As we see, under traditional spread timing methods, if the trader implemented the short combo near the low of the day in the morning, the trader would have earned a net premium of $1.02 (14 cents on call, 88 cents on put). However, seeing that the stock has traded in such a volatile range, a trader could have written the put only, and waited a day or two for the stock to move closer to $45. In this case, the stock did it in three hours. So, instead of earning $1.02, the trader could have earned as much as $2.21 (1.33 cents on call, 88 cents on put). That's roughly 120 per cent more!

However, a trading range is always temporary. It could last only a few weeks, or even a few months. The caveat to a short combo trade is that when a break out up or down occurs, a trader must recognize and close out the in-the-money option before the trade becomes unprofitable. One could consider rolling up the option helping offset losses, if any, while capturing additional time value on a new leg.

Note: I started writing this before the stock made a major move in the final hour of trading today.
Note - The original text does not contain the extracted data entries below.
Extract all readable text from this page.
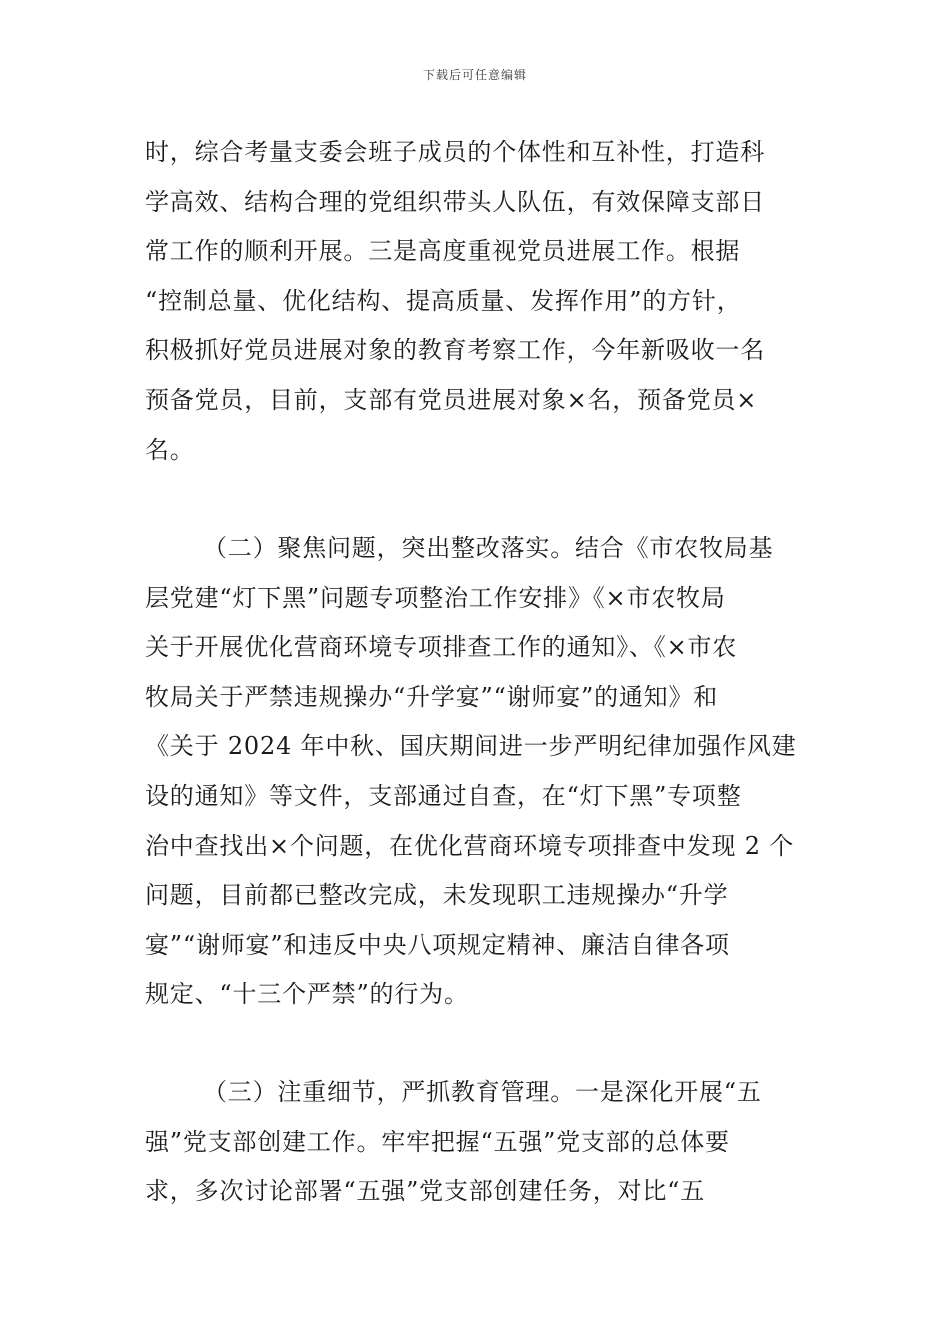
下载后可任意编辑
时，综合考量支委会班子成员的个体性和互补性，打造科
学高效、结构合理的党组织带头人队伍，有效保障支部日
常工作的顺利开展。三是高度重视党员进展工作。根据
“控制总量、优化结构、提高质量、发挥作用”的方针，
积极抓好党员进展对象的教育考察工作，今年新吸收一名
预备党员，目前，支部有党员进展对象×名，预备党员×
名。
（二）聚焦问题，突出整改落实。结合《市农牧局基
层党建“灯下黑”问题专项整治工作安排》《×市农牧局
关于开展优化营商环境专项排查工作的通知》、《×市农
牧局关于严禁违规操办“升学宴”“谢师宴”的通知》和
《关于 2024 年中秋、国庆期间进一步严明纪律加强作风建
设的通知》等文件，支部通过自查，在“灯下黑”专项整
治中查找出×个问题，在优化营商环境专项排查中发现 2 个
问题，目前都已整改完成，未发现职工违规操办“升学
宴”“谢师宴”和违反中央八项规定精神、廉洁自律各项
规定、“十三个严禁”的行为。
（三）注重细节，严抓教育管理。一是深化开展“五
强”党支部创建工作。牢牢把握“五强”党支部的总体要
求，多次讨论部署“五强”党支部创建任务，对比“五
The material above is for informational purposes only and is not meant to be advice or an opinion that the stock will remain sideways for this week. I have NOT yet opened up a position on LVS this week.

Disclaimer: writing uncovered (or naked) options requires substantial margin and is only available to sophisticated traders. Uncovered calls have unlimited risk and can have infinite losses. Before making any trade, always discuss this with your advisor or professional broker.